Rather than death itself, it is the disappearance of traces that seems unbearable and sad. The disappearance of all signs that I existed. The traces that might linger in a coat I once owned, that would then be passed on to my sibling . . . When the coat got old and tattered, the memories of me would fade too, and eventually be gone. In old family photographs, or on the shelves of second-hand bookshops, my traces would linger, perhaps, for a few moments. Like those grey eyes that now rest briefly in me. It is in brief moments that we are born. All this should be no surprise.
I got back to Japan, and had the operation. The tumour on your pancreas was benign, the doctor informed me. In a kind, gentle tone of voice.
And so the days pass. All translation is mistranslation. But maybe there should be a second part to that phrase. All conversation is misunderstanding. I think about the discrepancies that will always exist in the gaps between languages whenever I go anywhere outside Japan, anywhere where Japanese, my native language, isn’t spoken. But even when I use my native language, the same thing does apply. All language is misunderstanding. In degrees.
Two months before my trip to Russia, in early autumn, I travelled with Motoyuki Shibata, his wife and some others to spend a night in the country house of Ted Goossen, a scholar of Japanese literature, outside Toronto. I had no inkling at that time of the 10 per cent that I was to know of two months later.
We built a bonfire, under a full moon. Every now and then, there was the small thud of an apple dropping to the ground.
‘There is a kigo for the full moon in autumn,’ I told Ted. ‘Jūgo-ya. Fifteenth night.’
‘In English,’ Ted said, gazing up, ‘we have a different word: blue moon.’

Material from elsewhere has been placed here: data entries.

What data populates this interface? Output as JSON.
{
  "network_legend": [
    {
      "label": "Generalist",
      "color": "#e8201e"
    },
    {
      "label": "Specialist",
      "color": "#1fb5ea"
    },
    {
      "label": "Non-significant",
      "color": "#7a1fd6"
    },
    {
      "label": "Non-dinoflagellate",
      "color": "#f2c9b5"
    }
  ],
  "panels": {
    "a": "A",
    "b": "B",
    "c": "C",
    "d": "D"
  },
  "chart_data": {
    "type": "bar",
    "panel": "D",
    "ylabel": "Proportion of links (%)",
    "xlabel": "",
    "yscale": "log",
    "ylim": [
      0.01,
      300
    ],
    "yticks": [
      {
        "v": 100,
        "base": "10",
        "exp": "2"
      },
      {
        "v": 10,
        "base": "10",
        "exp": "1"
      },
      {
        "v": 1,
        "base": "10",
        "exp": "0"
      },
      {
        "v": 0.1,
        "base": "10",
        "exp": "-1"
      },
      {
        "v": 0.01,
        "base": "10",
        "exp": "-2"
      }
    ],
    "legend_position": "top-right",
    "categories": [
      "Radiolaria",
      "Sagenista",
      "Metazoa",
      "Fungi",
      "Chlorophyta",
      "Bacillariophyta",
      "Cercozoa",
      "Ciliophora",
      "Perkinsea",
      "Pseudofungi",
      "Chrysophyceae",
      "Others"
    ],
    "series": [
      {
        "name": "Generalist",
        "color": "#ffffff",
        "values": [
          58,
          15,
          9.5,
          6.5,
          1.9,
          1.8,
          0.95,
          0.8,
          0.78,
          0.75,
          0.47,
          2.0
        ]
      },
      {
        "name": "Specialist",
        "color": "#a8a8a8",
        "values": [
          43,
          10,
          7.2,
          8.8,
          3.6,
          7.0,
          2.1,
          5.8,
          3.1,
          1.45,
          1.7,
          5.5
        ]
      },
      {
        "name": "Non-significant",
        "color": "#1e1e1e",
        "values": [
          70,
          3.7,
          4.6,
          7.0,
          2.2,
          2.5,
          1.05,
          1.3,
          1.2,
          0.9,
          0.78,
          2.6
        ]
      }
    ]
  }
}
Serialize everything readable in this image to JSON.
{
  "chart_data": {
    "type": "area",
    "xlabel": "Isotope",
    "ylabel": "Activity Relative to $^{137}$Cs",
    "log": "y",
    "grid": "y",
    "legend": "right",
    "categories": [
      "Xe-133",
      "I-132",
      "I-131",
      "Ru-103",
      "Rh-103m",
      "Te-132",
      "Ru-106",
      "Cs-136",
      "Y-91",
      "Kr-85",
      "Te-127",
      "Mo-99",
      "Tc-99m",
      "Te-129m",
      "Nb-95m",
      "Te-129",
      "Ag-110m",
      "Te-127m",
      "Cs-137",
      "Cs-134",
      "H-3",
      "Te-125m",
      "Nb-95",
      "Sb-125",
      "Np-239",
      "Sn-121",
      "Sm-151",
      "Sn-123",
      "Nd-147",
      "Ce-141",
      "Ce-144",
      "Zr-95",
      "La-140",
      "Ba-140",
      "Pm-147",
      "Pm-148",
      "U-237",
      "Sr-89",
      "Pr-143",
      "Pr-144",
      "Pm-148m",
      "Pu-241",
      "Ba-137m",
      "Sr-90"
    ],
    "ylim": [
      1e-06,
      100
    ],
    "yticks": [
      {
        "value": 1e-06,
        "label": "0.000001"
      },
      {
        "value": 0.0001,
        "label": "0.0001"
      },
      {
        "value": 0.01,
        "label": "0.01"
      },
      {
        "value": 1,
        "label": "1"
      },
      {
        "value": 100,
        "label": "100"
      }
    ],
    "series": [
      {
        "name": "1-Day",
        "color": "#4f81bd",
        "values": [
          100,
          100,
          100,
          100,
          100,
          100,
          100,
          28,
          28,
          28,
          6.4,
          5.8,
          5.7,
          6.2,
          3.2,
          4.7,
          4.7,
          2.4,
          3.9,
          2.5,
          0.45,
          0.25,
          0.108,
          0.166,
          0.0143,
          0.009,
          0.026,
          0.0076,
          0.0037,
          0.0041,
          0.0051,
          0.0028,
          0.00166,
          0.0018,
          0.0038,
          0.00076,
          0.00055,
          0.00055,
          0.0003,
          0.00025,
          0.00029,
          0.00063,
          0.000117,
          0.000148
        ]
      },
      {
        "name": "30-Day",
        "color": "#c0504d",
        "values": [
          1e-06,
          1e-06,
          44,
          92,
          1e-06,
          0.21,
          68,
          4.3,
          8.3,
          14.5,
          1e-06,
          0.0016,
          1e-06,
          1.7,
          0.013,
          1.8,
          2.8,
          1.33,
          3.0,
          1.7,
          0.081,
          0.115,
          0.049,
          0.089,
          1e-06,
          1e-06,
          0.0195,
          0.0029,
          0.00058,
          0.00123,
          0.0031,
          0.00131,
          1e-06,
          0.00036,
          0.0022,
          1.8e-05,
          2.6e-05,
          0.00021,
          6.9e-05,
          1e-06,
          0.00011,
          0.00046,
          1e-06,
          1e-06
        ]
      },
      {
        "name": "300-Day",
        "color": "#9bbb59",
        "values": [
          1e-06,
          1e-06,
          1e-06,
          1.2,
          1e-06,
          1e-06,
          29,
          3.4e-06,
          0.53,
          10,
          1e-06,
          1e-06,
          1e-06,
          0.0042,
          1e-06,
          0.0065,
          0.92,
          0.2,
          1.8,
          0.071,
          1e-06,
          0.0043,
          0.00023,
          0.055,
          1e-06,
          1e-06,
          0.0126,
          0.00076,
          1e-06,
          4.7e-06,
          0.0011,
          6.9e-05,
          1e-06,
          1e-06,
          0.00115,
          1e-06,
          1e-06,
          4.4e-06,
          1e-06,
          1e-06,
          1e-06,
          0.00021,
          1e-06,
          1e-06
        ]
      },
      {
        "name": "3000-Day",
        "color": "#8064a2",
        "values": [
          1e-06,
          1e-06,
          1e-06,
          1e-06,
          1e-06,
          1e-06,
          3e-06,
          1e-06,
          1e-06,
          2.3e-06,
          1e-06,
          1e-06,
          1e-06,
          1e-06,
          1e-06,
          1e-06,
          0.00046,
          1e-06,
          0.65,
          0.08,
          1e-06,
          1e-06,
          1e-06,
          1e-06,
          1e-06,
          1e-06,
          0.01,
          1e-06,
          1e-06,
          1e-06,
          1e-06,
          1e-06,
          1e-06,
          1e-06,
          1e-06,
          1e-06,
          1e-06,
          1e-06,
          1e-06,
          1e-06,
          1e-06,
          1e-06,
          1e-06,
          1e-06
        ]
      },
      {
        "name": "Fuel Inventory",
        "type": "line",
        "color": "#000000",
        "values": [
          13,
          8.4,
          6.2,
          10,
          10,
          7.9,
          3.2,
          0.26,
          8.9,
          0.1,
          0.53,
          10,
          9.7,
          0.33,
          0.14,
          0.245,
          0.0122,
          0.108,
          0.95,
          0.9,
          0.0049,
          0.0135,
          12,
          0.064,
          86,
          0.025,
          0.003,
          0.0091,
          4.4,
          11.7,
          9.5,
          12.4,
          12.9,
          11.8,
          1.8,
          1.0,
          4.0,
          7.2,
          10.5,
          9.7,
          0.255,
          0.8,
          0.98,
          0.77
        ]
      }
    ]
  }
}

When two full moons occur in a single calendar month, he explained, the second one is known as a blue moon. It’s a rather rare event. After I got back to Japan, I looked the phrase up. The blue moon we’d seen was in August 2012, and the next one will be in July 2015.
Human beings have always judged the passing of time by looking up at the sky. Will I be able to look up at the next blue moon? It might appear that death has receded into the distance, but it really hasn’t, not at all. I know this now. I didn’t know it before.
The universe is said to have been created from a massive explosion 13.7 billion years ago. The earth was created 4.5 billion years ago, and modern human beings just two hundred thousand years ago. No one witnessed the beginnings of these events, and no one kept detailed observations of developments as they occurred. The same with all existence, from small to large. The universe, I myself, the birds winging through the skies, the snowflakes swirling through Moscow . . . No one sees the beginning of these things, and no one can predict how they will end. How precious it is, how precarious it is to be living. The skies during my week-long trip to Russia were overcast nearly the whole time, but there was one day when, miraculously, they were clear and blue and sunlight sparkled on the dome of St Isaac’s Cathedral in St Petersburg. At this moment, I am alive, I thought. That is enough. That is all I need.